- Choreographer: Alexei Ratmansky
- Music: Dmitri Shostakovich
- Premiere: 29 May 2008 New York State Theater
- Original ballet company: New York City Ballet

= Concerto DSCH =

Ballet choreographed by Alexei Ratmansky

Concerto DSCH is a ballet by Alexei Ratmansky choreographed for the New York City Ballet to the music of
Dmitri Shostakovich's Piano Concerto No. 2 in F Major, Op. 102 (1957). The premiere took place on Thursday, May 29, 2008, at the New York State Theater, Lincoln Center. The ballet's title derives from the composer's use of DSCH, his musical monogram.

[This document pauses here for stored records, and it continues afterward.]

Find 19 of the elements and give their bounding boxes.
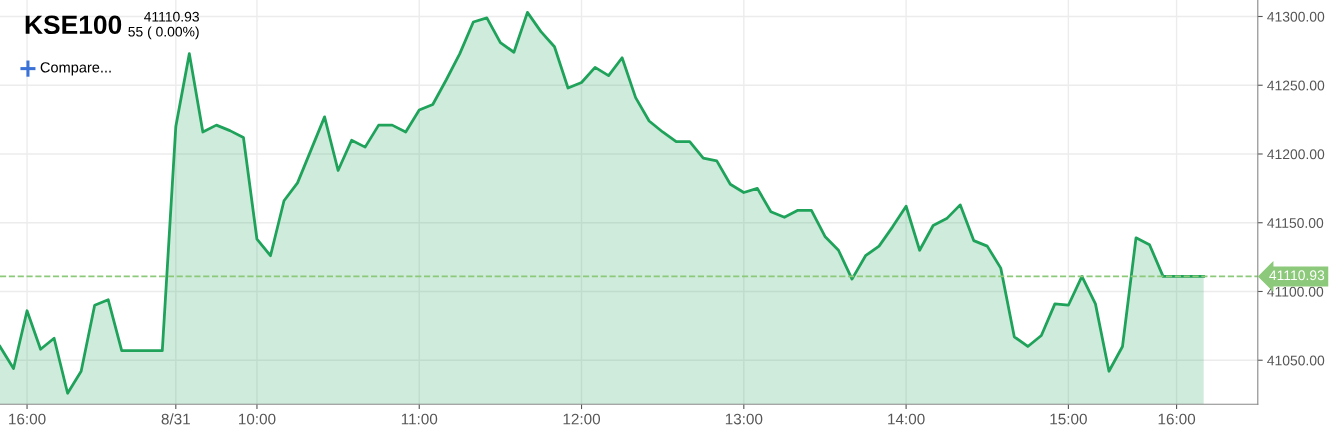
x-tick-label: 12:00 bbox=[563, 413, 601, 425]
x-tick-label: 13:00 bbox=[725, 413, 763, 425]
y-tick-label: 41100.00 bbox=[1267, 286, 1324, 297]
x-tick-label: 8/31 bbox=[161, 413, 190, 425]
y-tick-label: 41300.00 bbox=[1267, 11, 1325, 22]
x-tick-label: 10:00 bbox=[239, 413, 276, 425]
y-tick-label: 41200.00 bbox=[1267, 149, 1325, 160]
x-tick-label: 15:00 bbox=[1050, 413, 1087, 425]
x-tick-label: 16:00 bbox=[9, 413, 46, 425]
y-tick-label: 41250.00 bbox=[1267, 80, 1325, 91]
annotation: Compare... bbox=[40, 62, 111, 76]
y-tick-label: 41050.00 bbox=[1267, 355, 1325, 366]
chart-title: KSE100 bbox=[25, 15, 122, 35]
text: 41110.93 55 ( 0.00%) bbox=[128, 11, 199, 40]
ref-line-label: 41110.93 bbox=[1269, 270, 1325, 281]
y-tick-label: 41150.00 bbox=[1267, 218, 1324, 228]
x-tick-label: 11:00 bbox=[401, 413, 438, 425]
x-tick-label: 14:00 bbox=[888, 413, 925, 425]
x-tick-label: 16:00 bbox=[1158, 413, 1196, 425]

Wendy Whelan, one of the creators of the ballet, performed the second movement of the ballet at her farewell performance.

== Casts ==
- World premiere (2008): Wendy Whelan, Ashley Bouder, Benjamin Millepied, Joaquín De Luz, Gonzalo Garcia
- Pacific Northwest Ballet premiere (2011): Carla Körbes, Carrie Imler, Karel Cruz, Seth Orza, Bakthurel Bold
- La Scala Theatre Ballet premiere (2012): Svetlana Zakharova, Alessandra Vassallo, Eris Nezha, Antonino Sutera, Federico Fresi
- Mariinsky Ballet premiere (2013): Yekaterina Kondaurova, Nadezhda Batoeva, Andrey Ermakov, Alexander Sergeyev, Vasily Tkachenko

==Videography==
In light of the impact of the COVID-19 coronavirus pandemic on the performing arts, New York City Ballet released a recording featuring Sara Mearns, Tyler Angle, Ashley Bouder, Gonzalo Garcia and Joaquin De Luz, recorded on October 5, 2018.